Expansions of IRs are linked to some plastome properties, such as the number of repetitive regions and the frequency of rearrangements (Guisinger et al., 2011; Weng, Ruhlman & Jansen, 2017; Lee, Ruhlman & Jansen, 2020). No significant differences were observed when we compared the plastome of B. magnifica with nine other genomes in terms of the number of repetitive regions and its synteny (Table 3, Fig. S1). Improved sampling within the “Multiples of Four Clade” would allow statistical testing and the implementation of comparative methods to evaluate putative correlations between plastome size, DNA sequence, and structural properties (Weng, Ruhlman & Jansen, 2017).

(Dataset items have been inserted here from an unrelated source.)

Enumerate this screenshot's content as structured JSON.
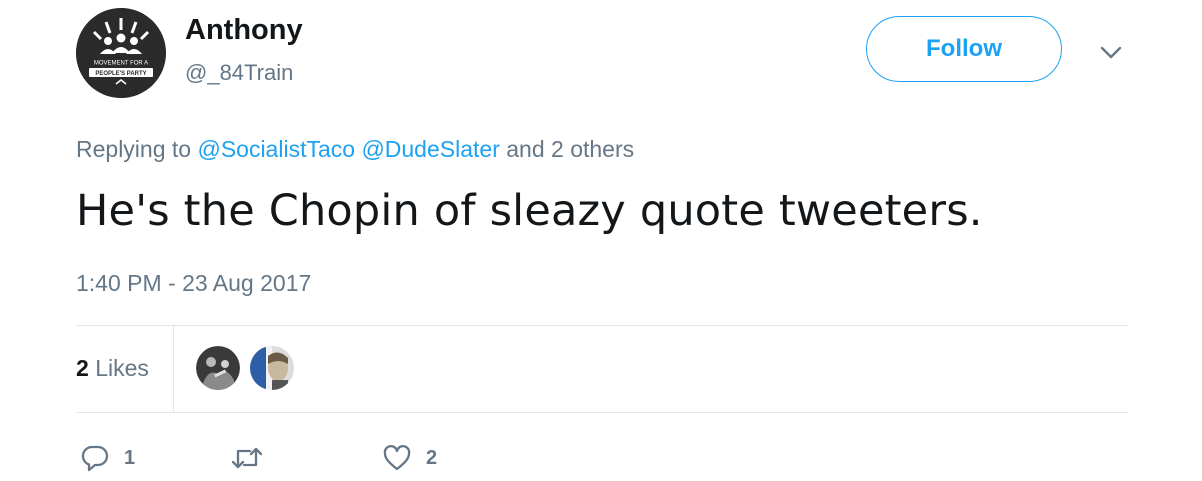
{
  "user": {
    "name": "Anthony",
    "handle": "@_84Train",
    "avatar_text_line1": "MOVEMENT FOR A",
    "avatar_text_line2": "PEOPLE'S PARTY"
  },
  "follow_label": "Follow",
  "reply_context": {
    "prefix": "Replying to",
    "mention1": "@SocialistTaco",
    "mention2": "@DudeSlater",
    "suffix": "and 2 others"
  },
  "tweet_text": "He's the Chopin of sleazy quote tweeters.",
  "timestamp": "1:40 PM - 23 Aug 2017",
  "likes": {
    "count": "2",
    "label": "Likes"
  },
  "actions": {
    "reply_count": "1",
    "retweet_count": "",
    "like_count": "2"
  },
  "colors": {
    "accent": "#1da1f2",
    "secondary_text": "#657786",
    "divider": "#e1e8ed"
  },
  "icons": [
    "chevron-down-icon",
    "reply-icon",
    "retweet-icon",
    "heart-icon"
  ]
}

The reduction of substitution rates on genes in the IR (when compared to SC genes) is also worth noting (Zhu et al., 2016; Weng, Ruhlman & Jansen, 2017). The two identical IR copies provide a template for error correction when a mutation occurs in one of the copies, likely suppressing substitution rates in the IR. When the IRs incorporate genes, substitution rates are expected to decrease in those regions. While this expectation was tested in Pelargonium, no significant correlations were found (Weng, Ruhlman & Jansen, 2017). These findings illustrate that the effect of IR expansion/contraction on substitution rates may not be relevant or easily detectable. New molecular data on Pelargonium and other plant groups are necessary to properly test this prediction. The diversity of plastomes found within the “Multiples of Four Clade” makes this group an excellent model within which to test hypotheses about plastome evolution.